Подполковник улыбнулся.
— Вам досталось очень интересное дело, товарищ капитан. Многие, очень многие позавидовали бы вам. Такая монета!
— Мне она уже снится…
— Почти тридцать граммов радиоактивного золота. Запретный трезуб запретных украинских националистов. Упоминание несуществующего государства Малая Русь-Украина. Имя несуществующего короля Максима III. Смею предположить, что оба убийства будут раскрыты, когда станет известно, откуда взялась эта монета.
Сквира кивнул.
— Я хотел бы показать монету Кранц-Вовченко, — сказал он после минутной паузы, в течение которой они оба пили чай
в полной тишине. — Пришло время узнать ее мнение.В коридоре послышались шаги, дверь отворилась, и в комнату вошел Козинец. Волосы у него были мокрые. На ногах он держался заметно увереннее.
— Давайте, — вдруг согласился подполковник. — Ей и Часныку. Мне хотелось бы познакомиться с ними обоими. Очень интересные люди!
Пятница, 24 сентября 1982 г.
Володимир, центр города, 08:10.
Опять моросило. Струйки воды медленно стекали по витрине кондитерской. Открывалась она только в десять.

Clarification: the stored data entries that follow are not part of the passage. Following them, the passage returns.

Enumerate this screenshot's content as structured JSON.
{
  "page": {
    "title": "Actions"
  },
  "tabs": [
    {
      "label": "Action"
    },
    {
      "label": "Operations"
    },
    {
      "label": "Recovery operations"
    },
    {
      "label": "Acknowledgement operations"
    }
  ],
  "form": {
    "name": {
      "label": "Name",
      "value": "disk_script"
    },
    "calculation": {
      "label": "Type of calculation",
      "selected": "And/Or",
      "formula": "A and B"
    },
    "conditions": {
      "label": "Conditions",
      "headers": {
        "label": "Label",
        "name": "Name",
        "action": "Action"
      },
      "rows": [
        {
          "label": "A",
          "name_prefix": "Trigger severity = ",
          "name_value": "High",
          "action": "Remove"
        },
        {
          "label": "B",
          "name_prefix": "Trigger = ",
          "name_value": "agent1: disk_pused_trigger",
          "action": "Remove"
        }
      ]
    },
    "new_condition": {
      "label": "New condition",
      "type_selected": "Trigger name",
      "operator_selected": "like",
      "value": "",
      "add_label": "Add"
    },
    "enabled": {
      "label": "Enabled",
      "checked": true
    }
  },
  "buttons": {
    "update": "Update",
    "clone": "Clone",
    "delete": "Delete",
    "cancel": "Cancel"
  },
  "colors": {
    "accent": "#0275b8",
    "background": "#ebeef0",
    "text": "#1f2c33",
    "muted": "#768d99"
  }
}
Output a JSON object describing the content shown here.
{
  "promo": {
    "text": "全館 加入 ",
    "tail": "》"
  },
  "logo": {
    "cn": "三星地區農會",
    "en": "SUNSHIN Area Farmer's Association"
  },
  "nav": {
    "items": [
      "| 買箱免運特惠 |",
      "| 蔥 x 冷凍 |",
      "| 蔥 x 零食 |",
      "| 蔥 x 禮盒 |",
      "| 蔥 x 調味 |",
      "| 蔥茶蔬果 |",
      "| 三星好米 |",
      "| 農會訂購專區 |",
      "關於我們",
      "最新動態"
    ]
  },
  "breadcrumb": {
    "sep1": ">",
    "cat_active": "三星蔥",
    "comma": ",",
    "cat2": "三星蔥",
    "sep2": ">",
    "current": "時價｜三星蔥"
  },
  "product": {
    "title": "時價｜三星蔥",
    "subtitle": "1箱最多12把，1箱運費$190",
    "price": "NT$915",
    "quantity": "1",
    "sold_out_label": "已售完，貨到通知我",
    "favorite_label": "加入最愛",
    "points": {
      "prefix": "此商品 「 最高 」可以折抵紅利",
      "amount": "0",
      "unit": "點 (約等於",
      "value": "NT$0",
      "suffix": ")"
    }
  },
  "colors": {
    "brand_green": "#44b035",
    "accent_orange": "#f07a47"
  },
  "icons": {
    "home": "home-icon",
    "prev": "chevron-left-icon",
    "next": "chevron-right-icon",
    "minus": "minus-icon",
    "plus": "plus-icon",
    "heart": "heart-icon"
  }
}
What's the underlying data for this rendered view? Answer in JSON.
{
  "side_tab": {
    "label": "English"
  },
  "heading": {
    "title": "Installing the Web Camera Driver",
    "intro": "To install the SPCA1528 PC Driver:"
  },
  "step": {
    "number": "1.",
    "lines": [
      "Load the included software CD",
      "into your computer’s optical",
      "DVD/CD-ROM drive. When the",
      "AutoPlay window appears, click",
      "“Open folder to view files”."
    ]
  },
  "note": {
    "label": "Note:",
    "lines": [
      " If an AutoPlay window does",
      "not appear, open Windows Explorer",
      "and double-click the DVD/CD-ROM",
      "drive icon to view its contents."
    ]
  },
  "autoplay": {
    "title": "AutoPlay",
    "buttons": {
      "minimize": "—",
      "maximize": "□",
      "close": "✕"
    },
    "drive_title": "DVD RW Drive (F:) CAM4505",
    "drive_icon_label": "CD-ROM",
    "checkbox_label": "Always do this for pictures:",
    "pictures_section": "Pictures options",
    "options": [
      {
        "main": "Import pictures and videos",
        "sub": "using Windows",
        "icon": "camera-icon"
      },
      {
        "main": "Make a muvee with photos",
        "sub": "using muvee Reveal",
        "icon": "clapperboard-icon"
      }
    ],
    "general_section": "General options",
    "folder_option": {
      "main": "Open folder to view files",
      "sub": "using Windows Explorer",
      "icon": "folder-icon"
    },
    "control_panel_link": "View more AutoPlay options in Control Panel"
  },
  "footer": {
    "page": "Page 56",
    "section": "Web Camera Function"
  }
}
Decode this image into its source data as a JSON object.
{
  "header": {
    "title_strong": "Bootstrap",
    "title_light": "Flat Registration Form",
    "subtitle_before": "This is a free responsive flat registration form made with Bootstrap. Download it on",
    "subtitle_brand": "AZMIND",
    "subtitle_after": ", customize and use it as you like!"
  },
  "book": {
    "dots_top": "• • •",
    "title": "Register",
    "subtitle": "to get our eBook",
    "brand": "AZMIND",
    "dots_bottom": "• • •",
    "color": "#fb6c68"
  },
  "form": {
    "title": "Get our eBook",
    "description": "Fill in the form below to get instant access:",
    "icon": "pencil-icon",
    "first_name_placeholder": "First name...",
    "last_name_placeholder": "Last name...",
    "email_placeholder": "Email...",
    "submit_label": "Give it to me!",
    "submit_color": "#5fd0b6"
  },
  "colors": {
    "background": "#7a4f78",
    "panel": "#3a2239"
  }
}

Порыв холодного ветра внезапно ударил прямо в лицо капитана, залепив глаза крупными каплями дождя. Кисти рук, выглядывавшие из-под рукавов куртки, мгновенно намокли. Кожа покрылась мурашками. Вода постепенно забиралась в обувь. Носки намокли, пальцы ног сковало холодом. При каждом шаге в носах туфель неприятно чавкало.
Северин Мирославович плотнее прижал к подбородку поднятый воротник куртки и, прикрываясь зонтом, перебежал к соседней двери. Ресторан «Дружба» начинал работать еще позже — в двенадцать.
За пять дней Сквира так и не смог понять, где в этом городе можно позавтракать. Неужели только в центральном гастрономе с его томатным соком и кирпичами вчерашнего черного хлеба? Об автостанции с ее жуткими запахами и устрашающим ассортиментом буфета вспоминать вообще не хотелось…
Тяжело вздохнув, капитан медленно побрел обратно в гостиницу. Пить чай из трехлитровой банки.
В конце квартала сиял электрическим светом стеклянный павильон фотоателье. Когда Сквира шел в кондитерскую, мастерская еще была закрыта. Сейчас же там горели с полдесятка ламп, и их теплое сияние так сильно контрастировало с серостью дождливого утра, что Северин Мирославович невольно остановился у витрины.
Внутри, в тепле и уюте, сидела за своим столом Богдана. Она опять читала. На ее волосах поблескивали невысохшие еще капли воды. Чтобы согреть озябшие руки, девушка сжимала и разжимала тонкие пальцы.
Ветер налетел на Сквиру и попытался вырвать из его рук зонт. Черное полотнище резко дернулось, и это привлекло внимание Богданы. Она подняла голову, увидела через стекло капитана и широко улыбнулась.
Северин Мирославович улыбнулся в ответ.
Богдана вскочила с порывистостью юности, подбежала к двери и распахнула ее.
— Заходите! Быстрее! Вы же совсем промокнете!
Сквира, играя мужественность и равнодушие к непогоде, повел плечами. Будто в раздумье, неторопливо, нарочито медленно взглянул на часы. И переступил через порог.
— Разве родители не объяснили вам в детстве, что гулять под холодным дождем в такой ветер… — заговорила Богдана, но махнула рукой и рассмеялась. — Ну, давайте, снимайте куртку! Вы же мокрый насквозь!
За спиной капитана звякнула, закрывшись, дверь.
Богдана поборолась немного с зонтом, наконец, сложила его, и на пол ливанула вода. Девушка автоматически отстранилась, склонившись, будто в поклоне, и вытянув руку с зонтиком в сторону. Выглядело это потешно, и Сквира невольно рассмеялся. Он взял зонт из ее рук и поставил в угол, к входной двери.